Sipping on the freshly brewed coffee. Words. Images. A beautiful sense of calm. Around me I don’t see any bored or unhappy faces.
The more I travel, for better or for worse, I’ve realised I’ve become a godamn fussy person. The travellers curse. A simple café won’t do. I won’t settle for a cold slice of pizza for lunch or visit Starbucks just because of the free wifi.
I want to feel welcomed. A smile, when I walk in.
Even if it’s a tiny bite of something, be authentic. Even if all you got is soup and sandwiches, if your soup is something local and unique to your establishment, you’ve got me hooked. Lie. Tell me you made it with your grandma’s secret recipe. Tell me a story.
I want to feel a sense of connection with the environment I’m in.
I love places with great design, that allow light and seem cheerful, even on the dullest day.
Plus I really really love FREE WIFI. Especially when you are travelling on the road in a foreign country, it’s great to be able to connect with your friends and family on the road.

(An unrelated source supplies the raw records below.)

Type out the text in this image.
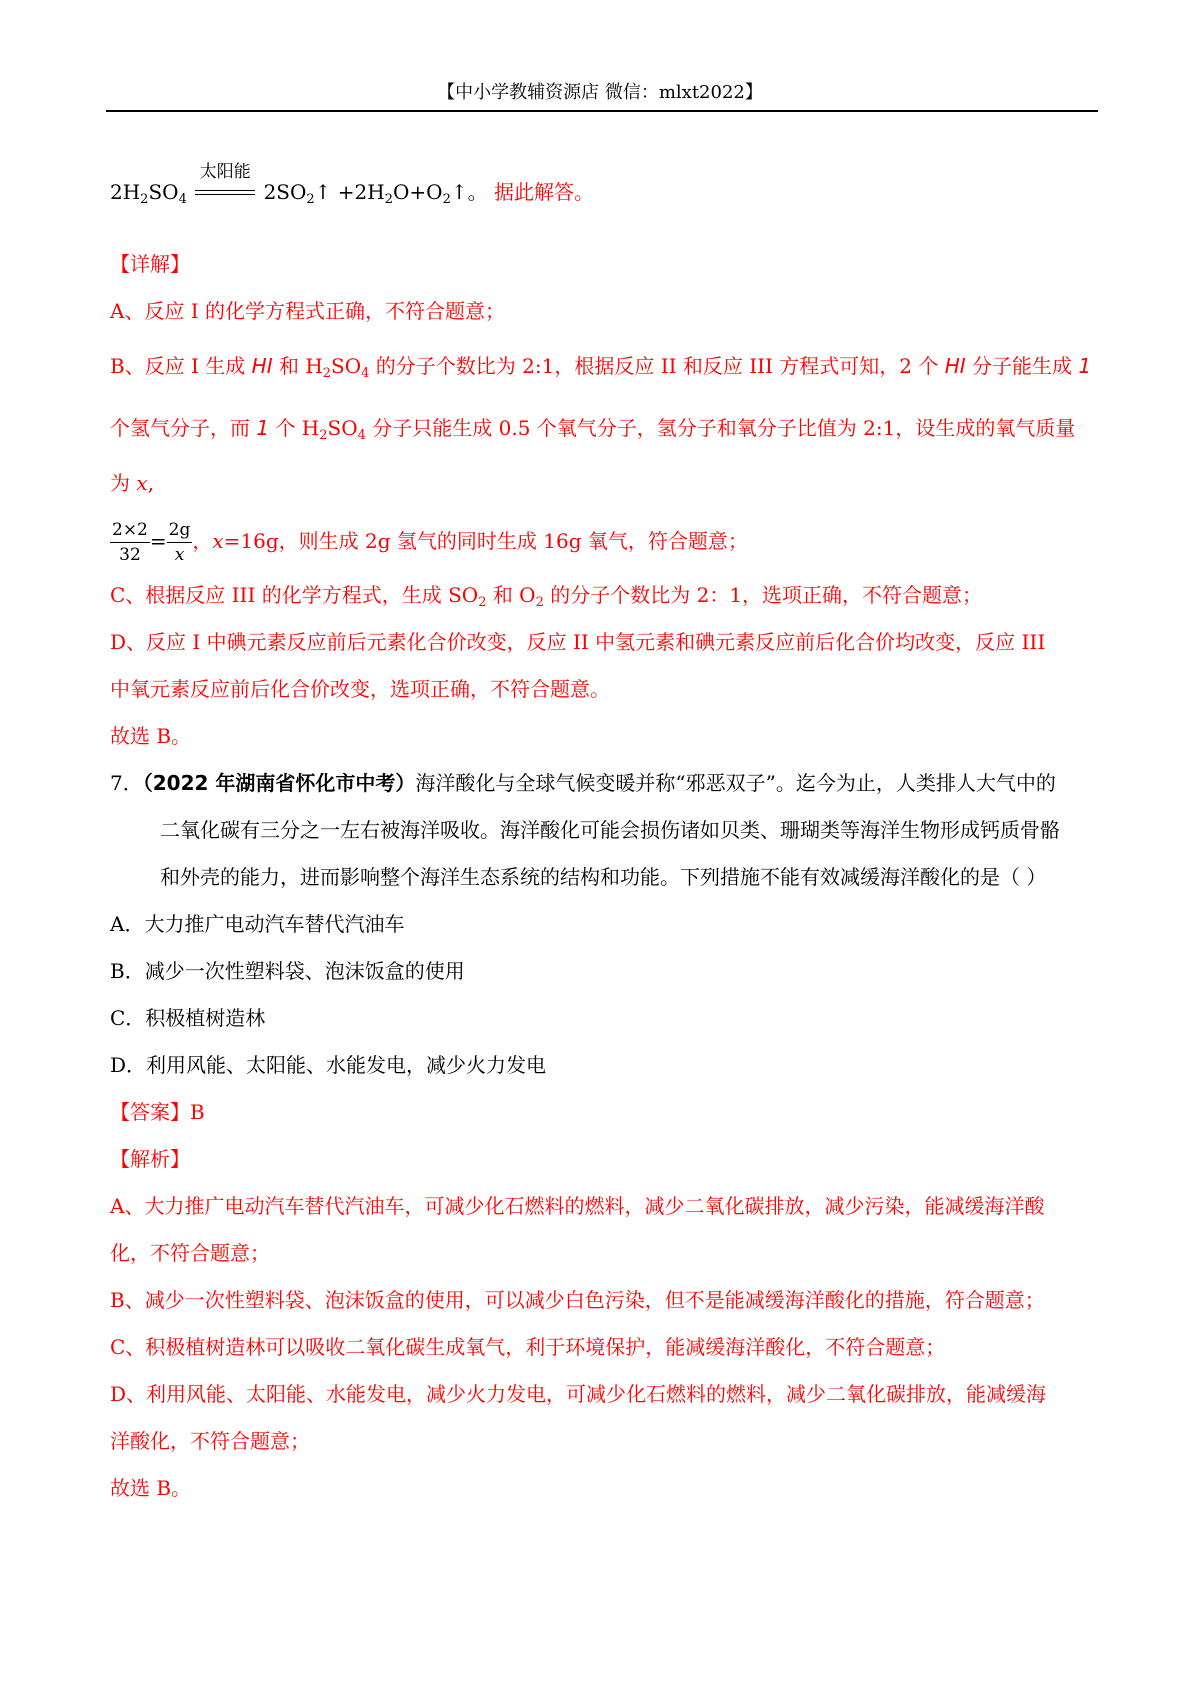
【中小学教辅资源店 微信：mlxt2022】
$2H_2SO_4$
太阳能
$2SO_2↑$ $+2H_2O+O_2↑$。 据此解答。
【详解】
A、反应 I 的化学方程式正确，不符合题意；
B、反应 I 生成 HI 和 $H_2SO_4$ 的分子个数比为 2:1，根据反应 II 和反应 III 方程式可知，2 个 HI 分子能生成 1
个氢气分子，而 1 个 $H_2SO_4$ 分子只能生成 0.5 个氧气分子，氢分子和氧分子比值为 2:1，设生成的氧气质量
为 x,
$\frac{2\times 2}{32} = \frac{2g}{x}$ ，x=16g，则生成 2g 氢气的同时生成 16g 氧气，符合题意；
C、根据反应 III 的化学方程式，生成 $SO_2$ 和 $O_2$ 的分子个数比为 2：1，选项正确，不符合题意；
D、反应 I 中碘元素反应前后元素化合价改变，反应 II 中氢元素和碘元素反应前后化合价均改变，反应 III
中氧元素反应前后化合价改变，选项正确，不符合题意。
故选 B。
7．（2022 年湖南省怀化市中考）海洋酸化与全球气候变暖并称“邪恶双子”。迄今为止，人类排人大气中的
二氧化碳有三分之一左右被海洋吸收。海洋酸化可能会损伤诸如贝类、珊瑚类等海洋生物形成钙质骨骼
和外壳的能力，进而影响整个海洋生态系统的结构和功能。下列措施不能有效减缓海洋酸化的是（ ）
A．大力推广电动汽车替代汽油车
B．减少一次性塑料袋、泡沫饭盒的使用
C．积极植树造林
D．利用风能、太阳能、水能发电，减少火力发电
【答案】B
【解析】
A、大力推广电动汽车替代汽油车，可减少化石燃料的燃料，减少二氧化碳排放，减少污染，能减缓海洋酸
化，不符合题意；
B、减少一次性塑料袋、泡沫饭盒的使用，可以减少白色污染，但不是能减缓海洋酸化的措施，符合题意；
C、积极植树造林可以吸收二氧化碳生成氧气，利于环境保护，能减缓海洋酸化，不符合题意；
D、利用风能、太阳能、水能发电，减少火力发电，可减少化石燃料的燃料，减少二氧化碳排放，能减缓海
洋酸化，不符合题意；
故选 B。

A museum café ticks all the boxes.
They won’t have the most jaw dropping menus but they will have a limited but good selection, something nice to nourish your soul. The staff I’ve found are always polite and friendly. The design of most museum cafes, in harmony with the rest of the building, is always eye catching. The coffee is always good.
So the next time you visit a museum, don’t treat the café as an unwanted add-on. A place just to rush through to pee in their loo or catch up on your Facebook messages using the free wifi or a convenient pit stop to stuff your mouth before running to the next destination.
Treat it as an experience in it’s own regard. A quick escape from reality. A place for reflection in the midst of a holiday where you can gather your own thoughts before you are ready to face the world outside. Come rain or shine, I promise if you give them a chance, they might just surprise you and be a highlight of your next holiday.
Some of my favourite museum cafes to check out on your next trip..
Le Café Diane, Tuileries Gardens |Paris
In the heart of the Tuileries Gardens, this is the Museum Café with THE view, offering a great vista of the Louvre and the Eiffel Tower in the distance. Perfect for a sunny day, nestled within the beautiful Tuileries Gardens, this place is perfect.
Café Modern One, Scottish Gallery of Modern Art | Edinburgh
Hearty food, generous portions, a beautiful outdoor terrace and a nice mix of locals and tourists- this is a place not to miss on any trip to Edinburgh. Perfect, when combined with a walk up the Water of Leith.
National Café, The National Gallery | London
If you want to get away from the bustle and clamour of Trafalgar Square in the evening and really looking for a decent bite to eat, then do pop into the beautiful National Café at the National Gallery. Menu is a mix of modern British and European cuisine. At the moment, they are offering an excellent offer of £10 supper ‘dish of the day’ with a glass of wine, beer or soft drink. You can expect dishes like Wiltshire pork and mussel paella to a homemade fish pie and fragrant Thai seafood curry.
I personnally love museum cafés, despite the sometimes rather expensive food & drinks. It give me time to ponder about the exhibition I’ve just seen, and contemplate the beautiful surroundings (museum cafés are normally quite aesthetically pleasing and professionally designed).
One of my favorite is the café of the handbag museum in Amsterdam, or the café of the Fotografiska museum in Stockholm. Fabulous places.